I don't know whether this should be asked as a new question but it is addressing the very same question asked above by proposing a thought experiment.

Firstly, I'm going to assume that if I select a playing card at random from a standard deck, the probability that I've selected a club (without looking at it) is 13 / 52 = 25%.

And secondly, it's been stated many times that a 95% confidence interval should be interpreted in terms of repeating an experiment multiple times and the calculated interval will contain the true mean 95% of the time – I think this was demonstated reasonably convincingly by James Waters simulation. Most people seem to accept this interpretation of a 95% CI.

Now, for the thought experiment. Let's assume that we have a normally distributed variable in a large population - maybe heights of adult males or females. I have a willing and tireless assistant whom I task with performing multiple sampling processes of a given sample size from the population and calculating the sample mean and 95% confidence interval for each sample. My assistant is very keen and manages to measure all possible samples from the population. Then, for each sample, my assistant either records the resulting confidence interval as green (if the CI contains the true mean) or red (if the CI doesn't contain the true mean). Unfortunately, my assistant will not show me the results of his experiments. I need to get some information about the heights of adults in the population but I only have time, resources and patience to do the experiment once. I make a single random sample (of the same sample size used by my assistant) and calculate the confidence interval (using the same equation).

I have no way of seeing my assistant's results. So, what is the probability that the random sample I have selected will yield a green CI (i.e. the interval contains the true mean)?

In my mind, this is the same as the deck of cards situation outlined previously and can be interpreted that is a 95% probability that the calculated interval contains the true mean (i.e. is green). And yet, the concensus seems to be that a 95% confidence interval can NOT be interpreted as there being a 95% probability that the interval contains the true mean. Why (and where) does my reasoning in the above thought experiment fall apart?

  • +1 This is a remarkably clear account of the conceptual progression from a normal population to a binary sampling situation. Thank you for sharing it with us, and welcome to our site! – whuber Jun 3 '17 at 15:11
  • Please post this as a question. – John Aug 11 '17 at 3:44
  • Thanks for the comment, John. Have now posted as a separate question (stats.stackexchange.com/questions/301478/…). – user1718097 Sep 5 '17 at 12:47

While there has been extensive discussion in the numerous great answers, I want to add a more simple perspective. (although it has been alluded in other answers - but not explicitly.) For some parameter $\theta$, and given a sample $(X_1,X_2,\cdots,X_n)$, a $100p\%$ confidence interval is a probability statement of the form

$$P\left(g(X_1,X_2,\cdots,X_n)<\theta<f(X_1,X_2,\cdots,X_n)\right)=p$$

If we consider $\theta$ to be a constant, then the above statement is about the random variables $g(X_1,X_2,\cdots,X_n)$ and $f(X_1,X_2,\cdots,X_n)$, or more accurately, it is about the random interval $\left(g(X_1,X_2,\cdots,X_n),f(X_1,X_2,\cdots,X_n)\right)$.

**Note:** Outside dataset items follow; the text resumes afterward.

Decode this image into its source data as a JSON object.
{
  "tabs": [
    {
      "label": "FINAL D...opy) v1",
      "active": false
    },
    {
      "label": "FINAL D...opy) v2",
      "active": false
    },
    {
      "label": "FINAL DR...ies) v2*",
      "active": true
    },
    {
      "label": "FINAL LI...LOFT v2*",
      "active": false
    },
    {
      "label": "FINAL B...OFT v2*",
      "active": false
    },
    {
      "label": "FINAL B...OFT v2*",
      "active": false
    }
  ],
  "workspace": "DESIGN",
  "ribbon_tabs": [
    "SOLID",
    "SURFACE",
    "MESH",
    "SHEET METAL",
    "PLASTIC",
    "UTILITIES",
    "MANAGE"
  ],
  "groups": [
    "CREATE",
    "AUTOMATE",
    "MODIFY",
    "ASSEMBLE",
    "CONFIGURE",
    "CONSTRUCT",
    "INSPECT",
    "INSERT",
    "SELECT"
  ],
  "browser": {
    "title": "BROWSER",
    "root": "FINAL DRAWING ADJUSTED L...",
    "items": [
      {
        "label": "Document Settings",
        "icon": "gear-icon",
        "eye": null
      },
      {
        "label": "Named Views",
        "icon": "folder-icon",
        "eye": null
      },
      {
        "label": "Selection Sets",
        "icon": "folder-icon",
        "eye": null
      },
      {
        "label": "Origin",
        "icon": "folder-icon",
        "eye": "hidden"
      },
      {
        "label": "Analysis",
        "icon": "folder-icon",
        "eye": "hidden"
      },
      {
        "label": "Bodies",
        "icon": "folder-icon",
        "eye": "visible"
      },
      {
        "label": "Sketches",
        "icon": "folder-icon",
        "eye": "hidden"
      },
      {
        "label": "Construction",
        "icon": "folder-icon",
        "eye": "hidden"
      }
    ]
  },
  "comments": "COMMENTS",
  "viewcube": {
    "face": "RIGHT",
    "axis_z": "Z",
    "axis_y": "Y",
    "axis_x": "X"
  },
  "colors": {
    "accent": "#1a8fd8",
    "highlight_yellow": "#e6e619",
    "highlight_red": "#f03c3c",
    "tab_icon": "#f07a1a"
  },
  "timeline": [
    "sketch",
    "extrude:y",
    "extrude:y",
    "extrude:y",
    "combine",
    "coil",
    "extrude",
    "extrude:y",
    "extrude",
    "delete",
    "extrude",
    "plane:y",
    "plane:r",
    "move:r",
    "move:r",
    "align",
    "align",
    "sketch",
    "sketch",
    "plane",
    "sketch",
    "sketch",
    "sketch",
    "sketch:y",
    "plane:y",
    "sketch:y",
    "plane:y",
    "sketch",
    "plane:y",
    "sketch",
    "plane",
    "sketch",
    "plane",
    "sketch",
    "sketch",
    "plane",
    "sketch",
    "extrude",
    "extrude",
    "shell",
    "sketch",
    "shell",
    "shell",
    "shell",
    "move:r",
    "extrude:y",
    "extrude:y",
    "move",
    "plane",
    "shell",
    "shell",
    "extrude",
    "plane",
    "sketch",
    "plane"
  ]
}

So instead of giving any information about the probability of the parameter being contained in the interval, it is giving information about the probability of the interval containing the parameter - as the interval is made from random variables.

Say that the CI you calculated from the particular set of data you have is one of the 5% of possible CIs that does not contain the mean. How close is it to being the 95% credible interval that you would like to imagine it to be? (That is, how close is it to containing the mean with 95% probability?) You have no assurance that it's close at all. In fact, your CI may not overlap with even a single one of the 95% of 95% CIs which do actually contain the mean. Not to mention that it doesn't contain the mean itself, which also suggests it's not a 95% credible interval.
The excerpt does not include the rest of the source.